Italian Finance Minister Pier Carlo Padoan said Athens’ proposals must be “taken seriously.”

French Prime Minister Manuel Valls called Syriza’s plans “very encouraging” and indicated that a solution could be reached quickly. Schäuble’s own stance was supported by the Finnish and Latvian governments.

Greek government sources said that Tsipras and the German chancellor Angela Merkel spoke on the phone on Thursday for 50 minutes. The telephone conversation took place in a positive atmosphere, German television channel n-tv reported.

On Friday, the euro group is due to meet to discuss the Greek application. A Greek government spokesman announced on Thursday that the finance ministers could “accept or reject” Greece’s request, but no other option was on the table. He said the meeting would show “who wants a solution and who does not.”

But these are words without substance. Even if the euro group engages in further negotiations on Friday, the only issue will be how to phrase the terms of Syriza’s capitulation. Less than four weeks after its election victory, Syriza’s strategy of petty maneuvers with the EU lies in tatters.

Syriza hoped to exploit differences between the European powers and policy differences between Germany and the United States to obtain some political leeway.

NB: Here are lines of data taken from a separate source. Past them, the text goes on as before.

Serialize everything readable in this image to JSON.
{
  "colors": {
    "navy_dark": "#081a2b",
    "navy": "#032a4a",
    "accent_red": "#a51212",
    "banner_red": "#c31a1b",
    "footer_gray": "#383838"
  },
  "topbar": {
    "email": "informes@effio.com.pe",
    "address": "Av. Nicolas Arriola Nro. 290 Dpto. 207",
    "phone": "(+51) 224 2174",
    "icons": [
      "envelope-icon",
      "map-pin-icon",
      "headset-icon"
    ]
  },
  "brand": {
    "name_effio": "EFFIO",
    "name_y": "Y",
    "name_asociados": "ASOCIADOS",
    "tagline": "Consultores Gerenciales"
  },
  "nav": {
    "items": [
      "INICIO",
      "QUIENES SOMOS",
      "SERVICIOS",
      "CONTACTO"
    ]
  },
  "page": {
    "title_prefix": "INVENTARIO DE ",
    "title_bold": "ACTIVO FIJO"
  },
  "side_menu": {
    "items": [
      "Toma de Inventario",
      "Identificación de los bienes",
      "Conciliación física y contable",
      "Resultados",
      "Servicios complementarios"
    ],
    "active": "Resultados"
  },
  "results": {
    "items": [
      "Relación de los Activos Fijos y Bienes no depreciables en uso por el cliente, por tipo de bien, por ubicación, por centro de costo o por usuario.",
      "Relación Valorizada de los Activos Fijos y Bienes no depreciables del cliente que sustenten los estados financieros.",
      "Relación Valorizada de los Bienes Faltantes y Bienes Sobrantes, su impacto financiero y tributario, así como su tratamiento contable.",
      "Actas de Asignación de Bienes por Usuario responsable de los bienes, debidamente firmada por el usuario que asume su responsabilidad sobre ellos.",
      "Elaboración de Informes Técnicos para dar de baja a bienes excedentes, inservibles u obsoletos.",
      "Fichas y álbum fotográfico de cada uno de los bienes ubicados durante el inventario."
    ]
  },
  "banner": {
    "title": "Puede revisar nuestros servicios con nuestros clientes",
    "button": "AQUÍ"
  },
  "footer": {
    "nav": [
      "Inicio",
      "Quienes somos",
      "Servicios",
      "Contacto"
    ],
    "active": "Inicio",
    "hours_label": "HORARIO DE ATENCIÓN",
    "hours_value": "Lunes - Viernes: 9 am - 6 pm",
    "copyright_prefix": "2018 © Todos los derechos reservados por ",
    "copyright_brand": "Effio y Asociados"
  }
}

In another development, Syriza’s subordination to the ruling elite within Greece was confirmed, with the election of the new President.

The government nominated right-winger Prokopis Pavlopoulos, who received the votes of 233 of the 300 seats in the Greek parliament. This vast majority was not necessary to secure Pavlopoulos’ election; just 151 votes would have been enough in the final round of voting.

The 64-year-old Pavlopoulos sits on ND’s central committee. He has repeatedly held high state and government posts, including most recently that of Minister of the Interior from 2004 to 2009.

In this latter position, Pavlopoulos in 2008 sent in police to brutally attack protesters after the police shooting of 15-year-old Alexandros Grigoropoulos. Hundreds of people were arrested in the ensuing police crackdown.

Pavlopoulos’ election has already sparked off conflicts inside Syriza. European MP Manolis Glezos described the election as blatant disregard for the will of the people. One member of parliament refused to vote for Pavlopoulos. The adoption of a deal with the EU on the terms demanded by Schäuble could rapidly provoke a major government crisis.